Penjelasan Ending The Drama Menurut Sutradara Kristoffer Borgli
The Drama (dok. A24/The Drama)
Intinya Sih
  • Emma mengungkap masa lalunya yang kelam saat SMA, pernah merencanakan penembakan massal namun tidak jadi melakukannya, membuka konflik batin dan ujian kejujuran dalam hubungannya dengan Charlie.
  • Sutradara Kristoffer Borgli menegaskan akhir film dibiarkan terbuka tanpa jawaban moral pasti, menyoroti batas pribadi dan sejauh mana seseorang bisa menerima kekurangan pasangannya.
  • The Drama menggambarkan cinta yang retak namun jujur, menghadirkan refleksi tentang kejujuran, pengampunan, dan batas toleransi dalam hubungan tanpa memberikan kesimpulan hitam-putih.
Disclaimer: This was created using Artificial Intelligence (AI)
Is this "Intinya Sih" helpful?

Sudah nonton The Drama tapi masih bingung dengan pesan yang ingin disampaikan di akhir cerita? Tenang, kamu tidak sendirian. Sepanjang 106 menit, kita bergulat dengan satu pertanyaan besar, "Sejauh mana kalian menoleransi kebohongan dalam hubungan?" Pertanyaan itu menggantung lama setelah kredit film selesai bergulir.

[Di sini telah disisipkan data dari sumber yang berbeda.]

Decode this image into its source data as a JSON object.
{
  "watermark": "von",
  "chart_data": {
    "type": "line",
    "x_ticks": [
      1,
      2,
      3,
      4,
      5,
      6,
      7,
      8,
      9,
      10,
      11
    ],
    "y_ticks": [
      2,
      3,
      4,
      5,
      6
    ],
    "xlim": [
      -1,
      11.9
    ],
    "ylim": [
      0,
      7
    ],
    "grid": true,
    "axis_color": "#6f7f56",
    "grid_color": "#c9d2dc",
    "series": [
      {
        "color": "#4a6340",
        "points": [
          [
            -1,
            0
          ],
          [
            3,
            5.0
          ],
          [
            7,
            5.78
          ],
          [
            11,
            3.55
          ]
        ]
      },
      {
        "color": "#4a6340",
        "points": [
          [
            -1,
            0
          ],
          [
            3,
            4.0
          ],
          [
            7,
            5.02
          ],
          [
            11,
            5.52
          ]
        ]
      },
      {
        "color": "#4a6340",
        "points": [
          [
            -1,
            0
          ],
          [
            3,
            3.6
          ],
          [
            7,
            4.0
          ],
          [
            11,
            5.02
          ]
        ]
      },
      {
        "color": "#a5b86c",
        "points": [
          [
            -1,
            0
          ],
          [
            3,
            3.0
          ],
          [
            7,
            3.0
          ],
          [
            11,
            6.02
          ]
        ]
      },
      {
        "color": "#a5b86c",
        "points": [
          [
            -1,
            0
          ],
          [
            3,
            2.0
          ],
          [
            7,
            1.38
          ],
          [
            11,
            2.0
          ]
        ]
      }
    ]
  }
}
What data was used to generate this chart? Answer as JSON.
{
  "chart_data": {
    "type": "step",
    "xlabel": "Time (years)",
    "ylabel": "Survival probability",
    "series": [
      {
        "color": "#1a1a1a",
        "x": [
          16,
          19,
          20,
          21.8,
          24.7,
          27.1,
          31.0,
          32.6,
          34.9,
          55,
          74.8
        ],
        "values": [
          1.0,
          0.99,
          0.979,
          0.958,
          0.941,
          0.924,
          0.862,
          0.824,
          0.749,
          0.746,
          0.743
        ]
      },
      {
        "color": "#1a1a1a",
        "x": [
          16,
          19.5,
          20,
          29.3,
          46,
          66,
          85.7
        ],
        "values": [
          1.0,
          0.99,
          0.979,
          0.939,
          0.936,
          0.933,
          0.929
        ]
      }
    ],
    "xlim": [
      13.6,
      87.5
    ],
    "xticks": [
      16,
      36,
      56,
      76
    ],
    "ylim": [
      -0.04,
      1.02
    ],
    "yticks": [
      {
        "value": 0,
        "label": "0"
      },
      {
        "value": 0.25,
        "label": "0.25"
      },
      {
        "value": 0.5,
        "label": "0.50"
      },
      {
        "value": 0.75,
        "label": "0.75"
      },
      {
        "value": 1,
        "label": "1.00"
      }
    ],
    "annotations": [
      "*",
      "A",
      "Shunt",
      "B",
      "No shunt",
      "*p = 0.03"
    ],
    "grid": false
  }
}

Film garapan Kristoffer Borgli ini memang sengaja bermain di wilayah abu-abu. Berangkat dari satu pengakuan besar di tengah cerita, hubungan Emma (Zendaya) dan Charlie (Robert Pattinson) perlahan berubah dari kisah cinta menjadi semacam drama psikologis. Bukan soal siapa yang benar, tapi seberapa jauh seseorang bisa menerima masa lalu pasangannya. Tanpa menunggu lebih lama, berikut penjelasannya!

Awas, artikel ini mengandung spoiler!

1. Apa rahasia yang disembunyikan oleh Emma?

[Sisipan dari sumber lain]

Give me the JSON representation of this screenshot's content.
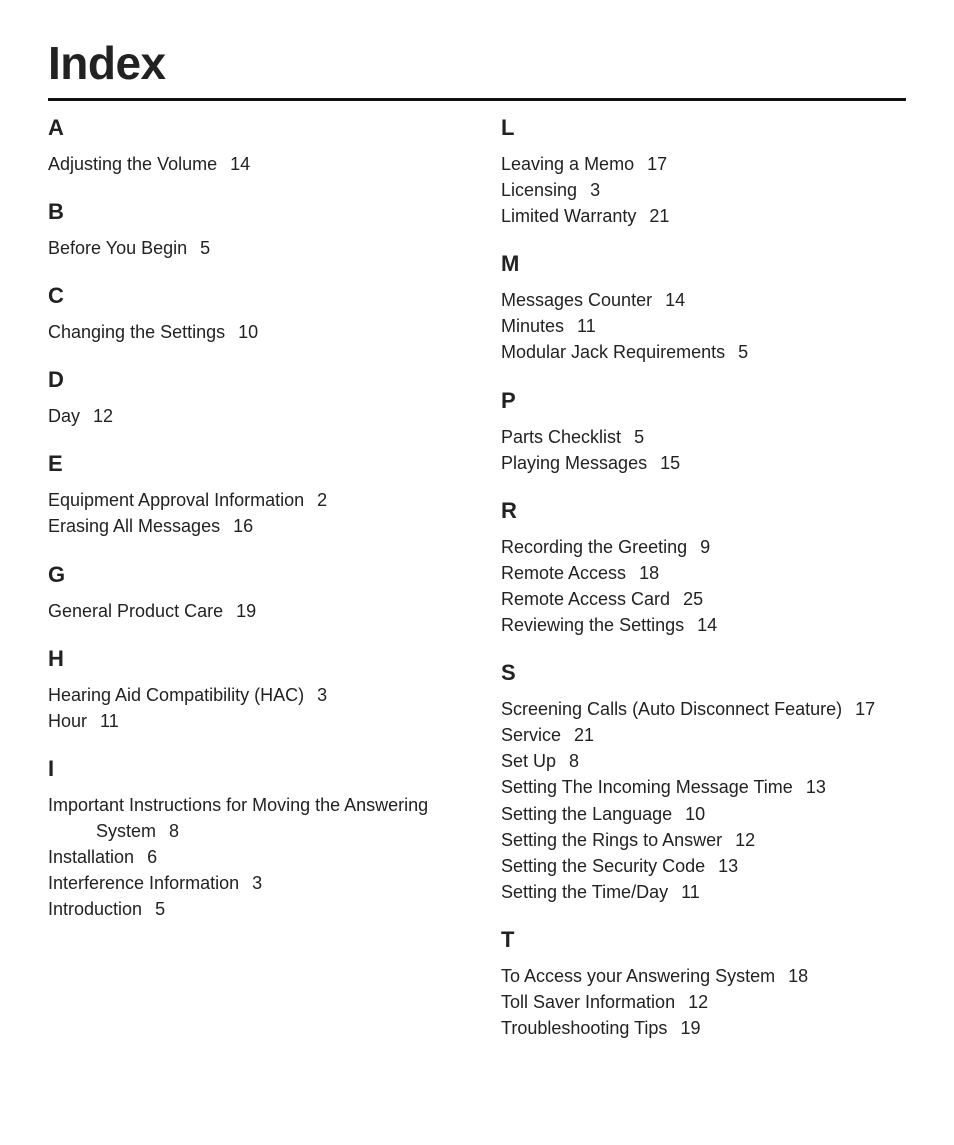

Seorang perempuan berambut keriting duduk di ruangan redup sambil menatap ke atas dengan ekspresi serius dan penuh emosi.
The Drama (dok. A24/The Drama)

Rasa-rasanya sulit untuk menemukan twist paling gong di tahun 2026 daripada pengakuan Emma di film ini. Dalam momen permainan "we listen we don't judge," Emma justru membuka sisi tergelap dari masa lalunya. Emma mengungkap bahwa ia pernah merencanakan mass shooting saat SMA. Bukan sekadar pikiran impulsif, tapi rencana yang cukup matang, lengkap dengan riset dan persiapan.

Kilas balik kemudian memperlihatkan bagaimana rasa terasing, perundungan, dan kemarahan yang dipendam membentuk pola pikirnya saat itu. Bahkan, detail seperti gangguan pendengaran yang ia alami menjadi jejak nyata dari masa kelam tersebut. Yang membuatnya semakin kompleks, Emma tidak pernah benar-benar mengeksekusi rencananya. Bukan karena pencerahan moral, melainkan karena alasan sepele.

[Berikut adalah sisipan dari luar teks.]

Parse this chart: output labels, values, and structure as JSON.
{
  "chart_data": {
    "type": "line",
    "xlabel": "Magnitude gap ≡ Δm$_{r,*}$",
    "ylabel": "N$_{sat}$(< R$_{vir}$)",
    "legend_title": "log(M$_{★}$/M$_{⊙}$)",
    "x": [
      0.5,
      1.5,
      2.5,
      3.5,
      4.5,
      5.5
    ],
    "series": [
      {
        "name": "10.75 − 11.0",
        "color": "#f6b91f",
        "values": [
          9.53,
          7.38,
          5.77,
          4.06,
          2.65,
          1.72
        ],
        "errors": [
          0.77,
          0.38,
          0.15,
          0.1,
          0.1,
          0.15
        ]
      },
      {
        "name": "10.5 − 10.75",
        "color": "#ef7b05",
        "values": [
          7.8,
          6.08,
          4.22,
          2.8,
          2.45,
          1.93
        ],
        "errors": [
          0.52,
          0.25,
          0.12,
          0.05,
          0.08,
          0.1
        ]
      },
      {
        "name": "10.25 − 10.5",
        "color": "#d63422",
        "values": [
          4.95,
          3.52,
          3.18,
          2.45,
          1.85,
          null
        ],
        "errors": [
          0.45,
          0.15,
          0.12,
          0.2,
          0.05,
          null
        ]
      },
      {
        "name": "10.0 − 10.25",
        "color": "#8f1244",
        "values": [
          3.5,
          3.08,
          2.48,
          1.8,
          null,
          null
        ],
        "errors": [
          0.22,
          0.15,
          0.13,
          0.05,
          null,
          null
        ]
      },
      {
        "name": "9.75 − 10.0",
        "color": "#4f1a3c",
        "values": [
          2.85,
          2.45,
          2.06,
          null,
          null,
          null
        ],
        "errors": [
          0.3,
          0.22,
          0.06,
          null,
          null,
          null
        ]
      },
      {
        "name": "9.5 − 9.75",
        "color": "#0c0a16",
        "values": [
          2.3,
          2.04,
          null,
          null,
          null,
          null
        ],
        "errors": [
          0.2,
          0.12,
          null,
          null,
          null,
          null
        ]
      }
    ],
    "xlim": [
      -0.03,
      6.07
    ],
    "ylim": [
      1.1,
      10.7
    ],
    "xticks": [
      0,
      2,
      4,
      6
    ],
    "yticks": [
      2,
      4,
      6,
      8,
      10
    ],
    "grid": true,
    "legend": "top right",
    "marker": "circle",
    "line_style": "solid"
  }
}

Namun The Drama tidak berhenti di sana. Film ini menunjukkan proses transformasi Emma. Bagaimana ia perlahan belajar terhubung dengan orang lain dan menghadapi rasa bersalahnya. Bagi Charlie, pengakuan Emma seperti dosa yang memaksa dirinya melihat ulang semua yang ia tahu tentang pasangannya sebelum mereka menikah. Jika pasangan kalian sudah berani jujur dan berubah, apakah kalian akan memaafkannya?

2. Penjelasan akhir The Drama dari sang sutradara

Seorang pria memeluk wanita dengan lembut di kamar tidur yang diterangi lampu meja, dengan rak buku besar di latar belakang.
The Drama (dok. A24/The Drama)

Rupanya sang sutradara, Kristoffer Borgli, juga tidak berniat memberikan jawaban pasti di akhir cerita. Ia menyebut film ini sebagai eksplorasi batas personal, bukan pernyataan moral. Artinya, penonton tidak "diarahkan" untuk menilai apakah Emma pantas dimaafkan atau tidak.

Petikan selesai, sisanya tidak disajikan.